## Running back deterioration III

Posted by Doug on June 26, 2006

For reference, Running back deterioration I and Running back deterioration II.

The general question we want to answer here is: assuming age and talent are equal, does previous workload help us predict future career length?

There is a mathematical technique called regression whose exact purpose is to answer questions like this. Suppose Factors A, B, and C play a role in determining Quantity D. Assuming you've got enough past data and assuming certain technical conditions are met, regression will give you a formula that tells you how to take a known A, B, and C and use them to predict the value of Quantity D.

And that's exactly what we want to do. We want a formula that will predict the future career length of a back given his his level of quality and his previous workload. The formula we get will tell us how important previous workload is (if at all).

The big problem here is that we can't just input each running back's "level of quality" into the formula. We have to decide on how to measure this. I'm going to use career-to-date VBD value as my measure of quality.

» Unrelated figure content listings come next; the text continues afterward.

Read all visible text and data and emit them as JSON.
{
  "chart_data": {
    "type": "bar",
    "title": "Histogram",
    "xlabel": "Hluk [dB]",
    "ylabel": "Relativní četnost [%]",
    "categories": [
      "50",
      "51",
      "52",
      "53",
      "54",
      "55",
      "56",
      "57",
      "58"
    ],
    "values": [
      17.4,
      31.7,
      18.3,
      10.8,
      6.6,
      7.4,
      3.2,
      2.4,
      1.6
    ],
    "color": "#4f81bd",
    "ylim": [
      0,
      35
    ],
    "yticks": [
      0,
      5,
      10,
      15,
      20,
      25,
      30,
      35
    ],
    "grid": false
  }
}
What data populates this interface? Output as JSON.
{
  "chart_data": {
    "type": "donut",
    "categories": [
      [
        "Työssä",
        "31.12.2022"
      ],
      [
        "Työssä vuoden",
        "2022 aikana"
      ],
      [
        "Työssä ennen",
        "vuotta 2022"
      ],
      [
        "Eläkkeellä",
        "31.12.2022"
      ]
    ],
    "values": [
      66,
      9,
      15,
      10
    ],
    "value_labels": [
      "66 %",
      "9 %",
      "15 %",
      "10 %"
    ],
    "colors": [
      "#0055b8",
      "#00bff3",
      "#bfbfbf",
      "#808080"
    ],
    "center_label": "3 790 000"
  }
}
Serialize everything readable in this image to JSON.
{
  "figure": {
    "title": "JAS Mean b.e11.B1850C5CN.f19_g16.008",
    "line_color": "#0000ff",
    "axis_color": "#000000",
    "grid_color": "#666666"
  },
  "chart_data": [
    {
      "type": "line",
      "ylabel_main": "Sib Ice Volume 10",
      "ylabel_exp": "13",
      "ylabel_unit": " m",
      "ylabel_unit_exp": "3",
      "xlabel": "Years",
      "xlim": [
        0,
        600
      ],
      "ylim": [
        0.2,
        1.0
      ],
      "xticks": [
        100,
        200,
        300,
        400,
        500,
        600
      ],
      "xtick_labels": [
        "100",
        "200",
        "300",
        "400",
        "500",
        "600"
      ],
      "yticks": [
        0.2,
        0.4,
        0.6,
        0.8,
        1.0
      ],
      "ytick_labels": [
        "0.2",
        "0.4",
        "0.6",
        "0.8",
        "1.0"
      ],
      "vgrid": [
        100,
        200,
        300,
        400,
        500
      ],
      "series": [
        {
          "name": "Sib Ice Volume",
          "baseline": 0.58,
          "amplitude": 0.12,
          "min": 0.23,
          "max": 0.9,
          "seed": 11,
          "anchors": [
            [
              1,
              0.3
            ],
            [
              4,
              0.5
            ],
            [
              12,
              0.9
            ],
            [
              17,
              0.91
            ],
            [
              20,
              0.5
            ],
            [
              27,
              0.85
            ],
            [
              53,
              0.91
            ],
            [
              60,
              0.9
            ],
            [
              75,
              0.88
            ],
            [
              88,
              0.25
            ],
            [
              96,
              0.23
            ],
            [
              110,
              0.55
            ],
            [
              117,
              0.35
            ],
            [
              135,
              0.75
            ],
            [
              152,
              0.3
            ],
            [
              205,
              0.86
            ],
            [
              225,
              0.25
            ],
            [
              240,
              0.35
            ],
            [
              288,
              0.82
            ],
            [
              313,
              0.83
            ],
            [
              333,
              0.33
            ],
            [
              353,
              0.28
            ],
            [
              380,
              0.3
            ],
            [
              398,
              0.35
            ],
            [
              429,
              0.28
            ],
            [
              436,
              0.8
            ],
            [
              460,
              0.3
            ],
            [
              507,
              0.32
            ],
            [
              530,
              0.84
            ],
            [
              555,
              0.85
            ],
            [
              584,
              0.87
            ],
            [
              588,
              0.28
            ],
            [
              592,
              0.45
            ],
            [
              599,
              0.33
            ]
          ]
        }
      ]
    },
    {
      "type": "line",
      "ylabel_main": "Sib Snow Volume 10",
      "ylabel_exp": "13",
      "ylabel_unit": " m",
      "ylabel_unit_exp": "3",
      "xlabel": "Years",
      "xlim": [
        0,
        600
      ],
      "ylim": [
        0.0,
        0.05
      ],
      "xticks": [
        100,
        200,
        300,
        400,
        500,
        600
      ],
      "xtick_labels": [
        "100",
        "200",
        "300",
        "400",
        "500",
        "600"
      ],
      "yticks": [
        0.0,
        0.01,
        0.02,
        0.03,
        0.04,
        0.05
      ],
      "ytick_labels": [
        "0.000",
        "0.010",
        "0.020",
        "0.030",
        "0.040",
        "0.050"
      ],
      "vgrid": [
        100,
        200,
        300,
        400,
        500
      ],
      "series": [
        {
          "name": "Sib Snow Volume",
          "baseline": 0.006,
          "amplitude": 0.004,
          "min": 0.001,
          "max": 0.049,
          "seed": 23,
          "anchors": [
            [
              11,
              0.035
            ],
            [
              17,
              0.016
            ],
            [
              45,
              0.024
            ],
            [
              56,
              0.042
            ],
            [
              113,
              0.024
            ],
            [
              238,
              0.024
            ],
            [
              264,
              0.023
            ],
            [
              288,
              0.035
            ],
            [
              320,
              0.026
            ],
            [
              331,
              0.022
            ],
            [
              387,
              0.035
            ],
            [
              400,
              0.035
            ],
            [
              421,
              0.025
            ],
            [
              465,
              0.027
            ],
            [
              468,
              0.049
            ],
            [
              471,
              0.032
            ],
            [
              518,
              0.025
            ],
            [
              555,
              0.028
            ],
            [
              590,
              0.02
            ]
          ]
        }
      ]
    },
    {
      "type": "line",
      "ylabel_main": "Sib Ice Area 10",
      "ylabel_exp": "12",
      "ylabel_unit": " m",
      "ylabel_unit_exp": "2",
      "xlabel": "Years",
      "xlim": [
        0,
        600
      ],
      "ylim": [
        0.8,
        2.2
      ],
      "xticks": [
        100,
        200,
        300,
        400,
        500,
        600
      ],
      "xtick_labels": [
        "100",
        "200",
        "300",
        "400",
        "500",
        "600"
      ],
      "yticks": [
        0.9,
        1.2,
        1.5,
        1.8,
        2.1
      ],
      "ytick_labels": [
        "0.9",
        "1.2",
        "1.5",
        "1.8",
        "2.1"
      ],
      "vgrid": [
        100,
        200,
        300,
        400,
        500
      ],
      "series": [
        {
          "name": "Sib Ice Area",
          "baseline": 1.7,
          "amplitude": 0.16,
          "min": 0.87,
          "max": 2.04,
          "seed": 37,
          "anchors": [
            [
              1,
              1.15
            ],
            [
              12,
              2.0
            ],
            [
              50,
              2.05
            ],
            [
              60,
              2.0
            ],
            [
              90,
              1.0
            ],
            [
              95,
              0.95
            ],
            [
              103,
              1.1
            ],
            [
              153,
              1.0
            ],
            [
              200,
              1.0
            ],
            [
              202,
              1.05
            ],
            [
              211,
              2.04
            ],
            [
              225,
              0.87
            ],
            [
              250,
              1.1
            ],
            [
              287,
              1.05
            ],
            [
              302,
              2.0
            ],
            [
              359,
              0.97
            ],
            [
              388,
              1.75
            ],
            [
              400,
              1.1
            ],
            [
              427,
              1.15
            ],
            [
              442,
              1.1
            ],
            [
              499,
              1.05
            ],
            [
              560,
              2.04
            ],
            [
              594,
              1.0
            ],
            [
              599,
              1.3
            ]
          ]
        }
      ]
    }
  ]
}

While not perfect, I believe it does a pretty decent job of giving us a rough estimate of a running back's quality.

So I took all running back seasons since 1978 by running backs age 27 or older, and I recorded the following data:

- His VBD value for that year

- His career VBD prior to that year

- His career workload prior to that year

- His age

- The number of career rushes he had after that season

I plugged all that data into the computer and it spit out the following formula:

**Future rushes =~ 3203 - 104*age + 2.3*VBDLastYr + .813*PreviousVBD - .13*PreviousRsh**

For the purposes of this discussion, the key number is the -.13. It says: all else equal, every rushing attempt you had before last year will cost you .13 predicted future rushes. So if two backs are completely equal in every way, but one of them had an extra 500 rushes when he was young, you would expect the player with the higher workload to have 500*.13 = 65 fewer rushes during the rest of his career. The 104 next to "age" indicates that, all else equal, a player who is one year older will expect to have 104 fewer carries left in the tank. Combining these two numbers, we could infer that it would take about 800 previous rushes to age a back as much as one chronological year does.

Just for grins, let's see what this formula predicts for some of today's backs. The formula was created using data from backs who had completed their age 27 season, had at least 100 rushes the previous season, and at least 400 rushes prior to that, so we should only apply it to players meeting those conditions. Here they are:

Proj Fut.

Player Age rushes

=================================

Shaun Alexander 29 973

Edgerrin James 28 946

Tiki Barber 31 636

Thomas Jones 28 624

Ricky Williams 29 564

Fred Taylor 30 486

Michael Bennett 28 467

Marcel Shipp 28 466

Warrick Dunn 31 350

Priest Holmes 33 318

Curtis Martin 33 291

Corey Dillon 32 217

Stephen Davis 32 140

Mike Anderson 33 105

You might think that Alexander's projection of 973 future rushing attempts seems a little low, and you might think Edgerrin James' 946 seems even lower. But remember that this isn't supposed to be interpreted as the most likely outcome. Rather, it's an expected value, or a weighted average. The formula is not saying, "I project Shaun Alexander to have 973 more rushes in his career." It's saying something closer to, "there is some chance that Alexander will suffer a catastrophic injury early next year and never play again, there is some chance that he will lose effectiveness and only play for two more unimpressive seasons, there is some chance that he will play five more seasons, and there is some chance that he will play eight more seasons and shatter Emmitt Smith's rushing record. When I average these possible outcomes together, taking into account my best guess at the probabilities of each, I get 973 future rushes."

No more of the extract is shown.